Archive for 2:56 pm

The Pain of the Cross

This all started with a thought on the way into work this morning.

  1. If God is the originating author and creator of time…
  2. And as such if he, like many past theologians have believed remains (*in his fully godly state) outside of time.
  3. Then how does he perceive time?

Without trying to argue this point for I believe far greater minds than mine have done all the wrestling that man is able too; reference Augustine, Edwards, Ockham and the list goes on and on.

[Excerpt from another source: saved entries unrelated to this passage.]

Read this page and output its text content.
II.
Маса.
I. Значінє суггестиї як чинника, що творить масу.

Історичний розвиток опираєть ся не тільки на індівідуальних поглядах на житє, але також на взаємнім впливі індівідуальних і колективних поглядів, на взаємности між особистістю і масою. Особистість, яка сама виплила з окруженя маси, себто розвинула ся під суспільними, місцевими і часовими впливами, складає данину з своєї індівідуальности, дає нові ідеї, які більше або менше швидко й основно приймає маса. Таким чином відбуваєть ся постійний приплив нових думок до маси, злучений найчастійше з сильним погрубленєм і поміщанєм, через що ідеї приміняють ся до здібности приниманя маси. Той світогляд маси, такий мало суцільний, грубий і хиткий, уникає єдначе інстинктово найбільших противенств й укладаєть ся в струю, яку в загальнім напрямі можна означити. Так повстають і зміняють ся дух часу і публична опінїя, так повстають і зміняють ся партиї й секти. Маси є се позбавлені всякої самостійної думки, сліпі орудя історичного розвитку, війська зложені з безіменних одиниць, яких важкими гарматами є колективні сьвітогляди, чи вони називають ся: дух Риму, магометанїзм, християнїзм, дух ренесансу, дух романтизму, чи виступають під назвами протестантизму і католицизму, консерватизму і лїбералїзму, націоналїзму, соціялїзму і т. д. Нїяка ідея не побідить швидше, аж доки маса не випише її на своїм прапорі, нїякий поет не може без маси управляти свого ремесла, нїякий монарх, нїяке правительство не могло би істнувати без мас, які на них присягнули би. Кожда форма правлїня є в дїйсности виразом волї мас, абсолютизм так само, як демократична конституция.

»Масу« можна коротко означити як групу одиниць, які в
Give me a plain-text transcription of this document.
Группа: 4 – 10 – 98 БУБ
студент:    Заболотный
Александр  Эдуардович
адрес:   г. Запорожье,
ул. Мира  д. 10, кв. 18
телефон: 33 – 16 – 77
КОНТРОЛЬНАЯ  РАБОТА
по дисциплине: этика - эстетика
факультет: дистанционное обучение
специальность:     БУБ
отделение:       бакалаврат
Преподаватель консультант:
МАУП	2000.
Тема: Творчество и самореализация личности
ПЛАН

My question to myself was and remains, how does Jesus Christ my Lord, the Second God Head of the Trinity view the Cross? We (Christians) love to use phrases like, “returning to the cross”, “throwing myself before the cross”, “holding on to the cross”, etc. All of these are present tense. We understand the Cross of Christ as something that happened 2 millennium ago and yet at the same time we see it in it’s on going power to forgive not only my present sins but those yet committed. In that sense as Christians we see that one incident (the Cross) in time spanning not only our own past but the past before it occurred and then forward thru all eternity.

So if we see that incident, that act, flowing thru time past, present and future; how does God see it, He who resides outside of the flow of time?

My thought as well as what leads to my question is that God “sees” all time as now. If God sees all time as now, then God sees the Cross eternally. It has always been before him and always will be.

Maybe you’re saying to yourself, “OK, so what?” Isn’t the “so what” then the fact that God is not only seeing it but is in that sense reliving it eternally? We see Christ’s act upon the cross, past tense. God has seen Christ’s act upon the Cross and will see it thru all eternity. Christ’s atoning sacrifice was only a one time action to the man Christ. To Christ of the God Head it’s an on ongoing act.

Now I’m not trying to bring up some heresy that’s already been discounted and which I know nothing about, no what I’m trying to point out in all of this is that when I sin. When I fall short and grieve the Lord my God. I am responsible for putting him back on that cross again. Over and over and over until he comes once again in final glory.

And maybe that’s the way it is until the end of time. Until that day when time itself ceases to exist and eternity is all that remains. Perhaps at that point the Cross will also cease to exist for there will no longer be a need for it.

Until then.

 

*I believe that as the “man” Christ, God fully experienced linear time in the same manner that we do.